Kurt McKee

lessons learned in production

Hey there! This article was written in 2008.

It might not have aged well for any number of reasons, so keep that in mind when reading (or clicking outgoing links!).

Authorship and extensibility

Posted 20 February 2008 in renquist

Feed items can now have authors associated with them in the database using a one-to-many authors-to-items relationship. Renquist by default will only use a one-to-one relationship, however (which means that there will be one author entry for each item entry). At first I struggled with the idea that there would be significant data duplication; I'm the only one writing on this blog, so why store ten identical "Kurt" authors given ten feed items? Wouldn't it make more sense to store that information only once?
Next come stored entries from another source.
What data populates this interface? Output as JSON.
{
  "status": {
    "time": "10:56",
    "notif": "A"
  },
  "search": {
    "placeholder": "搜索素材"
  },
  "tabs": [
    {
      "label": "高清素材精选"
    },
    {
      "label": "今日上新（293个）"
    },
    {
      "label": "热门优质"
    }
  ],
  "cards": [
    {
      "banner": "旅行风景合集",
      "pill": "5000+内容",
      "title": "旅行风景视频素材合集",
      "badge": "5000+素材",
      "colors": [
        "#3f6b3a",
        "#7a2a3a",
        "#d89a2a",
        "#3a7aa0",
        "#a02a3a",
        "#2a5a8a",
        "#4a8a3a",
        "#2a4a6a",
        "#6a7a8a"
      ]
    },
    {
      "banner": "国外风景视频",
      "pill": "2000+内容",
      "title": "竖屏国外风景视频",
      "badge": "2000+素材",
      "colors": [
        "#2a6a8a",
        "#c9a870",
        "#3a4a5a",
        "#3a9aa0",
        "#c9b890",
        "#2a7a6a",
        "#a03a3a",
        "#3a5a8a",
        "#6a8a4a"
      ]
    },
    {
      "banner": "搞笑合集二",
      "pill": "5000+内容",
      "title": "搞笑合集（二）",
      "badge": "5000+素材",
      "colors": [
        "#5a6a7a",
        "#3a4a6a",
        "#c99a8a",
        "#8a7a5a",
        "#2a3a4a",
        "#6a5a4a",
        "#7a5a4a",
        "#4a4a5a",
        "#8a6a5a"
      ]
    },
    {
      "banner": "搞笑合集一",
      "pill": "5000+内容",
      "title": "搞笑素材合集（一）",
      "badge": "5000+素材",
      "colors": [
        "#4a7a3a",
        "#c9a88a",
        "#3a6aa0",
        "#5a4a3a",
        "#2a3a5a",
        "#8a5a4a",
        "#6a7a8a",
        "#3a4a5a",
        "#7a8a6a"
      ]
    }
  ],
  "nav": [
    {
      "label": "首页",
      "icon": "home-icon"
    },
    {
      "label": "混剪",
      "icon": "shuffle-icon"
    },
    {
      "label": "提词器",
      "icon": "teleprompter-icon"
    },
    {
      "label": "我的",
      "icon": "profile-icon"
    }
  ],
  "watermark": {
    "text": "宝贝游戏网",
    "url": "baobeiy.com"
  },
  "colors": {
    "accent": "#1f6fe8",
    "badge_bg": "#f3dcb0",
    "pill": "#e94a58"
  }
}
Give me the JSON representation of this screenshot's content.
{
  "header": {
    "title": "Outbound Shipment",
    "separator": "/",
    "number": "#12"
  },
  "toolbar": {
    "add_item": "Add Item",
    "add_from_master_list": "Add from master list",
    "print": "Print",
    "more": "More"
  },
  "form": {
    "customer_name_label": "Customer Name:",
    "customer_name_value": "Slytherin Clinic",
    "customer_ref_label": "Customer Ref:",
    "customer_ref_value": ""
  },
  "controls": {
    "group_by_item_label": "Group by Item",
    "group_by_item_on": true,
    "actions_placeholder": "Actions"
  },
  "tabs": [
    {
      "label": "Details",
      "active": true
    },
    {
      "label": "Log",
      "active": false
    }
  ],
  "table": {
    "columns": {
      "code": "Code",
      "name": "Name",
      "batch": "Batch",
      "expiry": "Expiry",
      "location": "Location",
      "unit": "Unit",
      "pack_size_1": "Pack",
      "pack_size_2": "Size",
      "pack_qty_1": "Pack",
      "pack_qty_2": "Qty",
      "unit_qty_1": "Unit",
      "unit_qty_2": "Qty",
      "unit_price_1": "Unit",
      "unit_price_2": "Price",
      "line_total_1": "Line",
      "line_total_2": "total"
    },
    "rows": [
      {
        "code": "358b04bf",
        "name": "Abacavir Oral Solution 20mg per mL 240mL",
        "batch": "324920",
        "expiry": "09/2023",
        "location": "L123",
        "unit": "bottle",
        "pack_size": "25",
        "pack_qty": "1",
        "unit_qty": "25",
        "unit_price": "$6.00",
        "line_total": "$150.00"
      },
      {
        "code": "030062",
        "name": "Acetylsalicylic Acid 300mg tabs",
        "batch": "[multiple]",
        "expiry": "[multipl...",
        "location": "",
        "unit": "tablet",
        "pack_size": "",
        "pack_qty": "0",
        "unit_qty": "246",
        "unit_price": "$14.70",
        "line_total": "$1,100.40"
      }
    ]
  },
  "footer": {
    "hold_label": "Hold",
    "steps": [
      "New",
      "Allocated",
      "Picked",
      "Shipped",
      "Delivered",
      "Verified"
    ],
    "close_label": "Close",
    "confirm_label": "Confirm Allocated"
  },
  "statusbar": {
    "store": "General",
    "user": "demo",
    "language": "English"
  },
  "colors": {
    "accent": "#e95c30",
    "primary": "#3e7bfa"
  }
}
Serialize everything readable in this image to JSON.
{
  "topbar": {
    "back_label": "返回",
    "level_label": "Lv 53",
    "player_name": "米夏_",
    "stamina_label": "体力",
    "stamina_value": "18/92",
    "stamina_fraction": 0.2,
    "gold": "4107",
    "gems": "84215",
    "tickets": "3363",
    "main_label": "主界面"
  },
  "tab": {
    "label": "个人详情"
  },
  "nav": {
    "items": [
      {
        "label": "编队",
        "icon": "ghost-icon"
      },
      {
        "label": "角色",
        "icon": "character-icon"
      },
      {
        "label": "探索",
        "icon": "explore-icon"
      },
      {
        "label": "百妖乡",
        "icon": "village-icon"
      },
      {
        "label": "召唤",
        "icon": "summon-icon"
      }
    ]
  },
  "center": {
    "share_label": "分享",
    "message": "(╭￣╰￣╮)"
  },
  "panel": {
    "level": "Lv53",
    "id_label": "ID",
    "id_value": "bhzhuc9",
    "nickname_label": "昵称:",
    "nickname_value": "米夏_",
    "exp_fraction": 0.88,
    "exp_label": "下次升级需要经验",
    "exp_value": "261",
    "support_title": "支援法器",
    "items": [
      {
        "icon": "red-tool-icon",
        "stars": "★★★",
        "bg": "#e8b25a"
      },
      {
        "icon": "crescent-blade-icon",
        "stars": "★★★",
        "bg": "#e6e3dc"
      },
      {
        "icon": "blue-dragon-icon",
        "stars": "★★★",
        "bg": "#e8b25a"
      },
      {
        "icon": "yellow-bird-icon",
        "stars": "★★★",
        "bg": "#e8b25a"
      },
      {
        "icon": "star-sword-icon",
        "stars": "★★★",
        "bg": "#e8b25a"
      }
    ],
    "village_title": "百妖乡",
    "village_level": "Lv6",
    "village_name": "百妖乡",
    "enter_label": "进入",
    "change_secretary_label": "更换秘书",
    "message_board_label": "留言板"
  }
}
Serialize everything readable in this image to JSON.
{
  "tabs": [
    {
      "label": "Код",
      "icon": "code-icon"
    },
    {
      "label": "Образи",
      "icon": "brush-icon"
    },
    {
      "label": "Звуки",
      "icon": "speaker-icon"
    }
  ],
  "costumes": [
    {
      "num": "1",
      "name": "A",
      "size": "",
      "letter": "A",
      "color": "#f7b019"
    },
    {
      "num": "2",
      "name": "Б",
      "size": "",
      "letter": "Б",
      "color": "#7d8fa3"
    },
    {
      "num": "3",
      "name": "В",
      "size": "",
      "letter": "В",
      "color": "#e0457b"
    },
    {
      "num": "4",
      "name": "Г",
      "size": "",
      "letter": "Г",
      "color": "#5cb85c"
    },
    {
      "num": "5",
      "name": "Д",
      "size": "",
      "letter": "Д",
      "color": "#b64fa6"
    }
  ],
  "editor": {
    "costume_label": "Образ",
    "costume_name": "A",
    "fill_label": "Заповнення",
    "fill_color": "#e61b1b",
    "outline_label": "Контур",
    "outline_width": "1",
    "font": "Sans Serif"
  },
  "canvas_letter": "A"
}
Yes, but then I considered the case of comment feeds. I know already that there have been three Davids who have posted on my site. One uses "Dave", another "David", and the third showed up once and called himself "David (a different one)". There could easily be a collision of names, and it would be foolish to think that just because someone says that he's "David" that he's the same "David" who posted three other comments. Make sense?

Therefore I'm choosing to leave it up to someone else (through an as-yet- unrealized plugin framework) to decide how best to minimize duplication. Maybe the plugin could merely minimize duplication by name; easy, but perhaps not ideal in all circumstances. Maybe the plugin could minimize duplication using more advanced means (those three Davids might be writing in three separate languages, for instance). There are at least two other methods that jump to mind, but it's easy to see the potential for a smart plugin.

In the meantime, however, Renquist will store author information despite likely data duplication.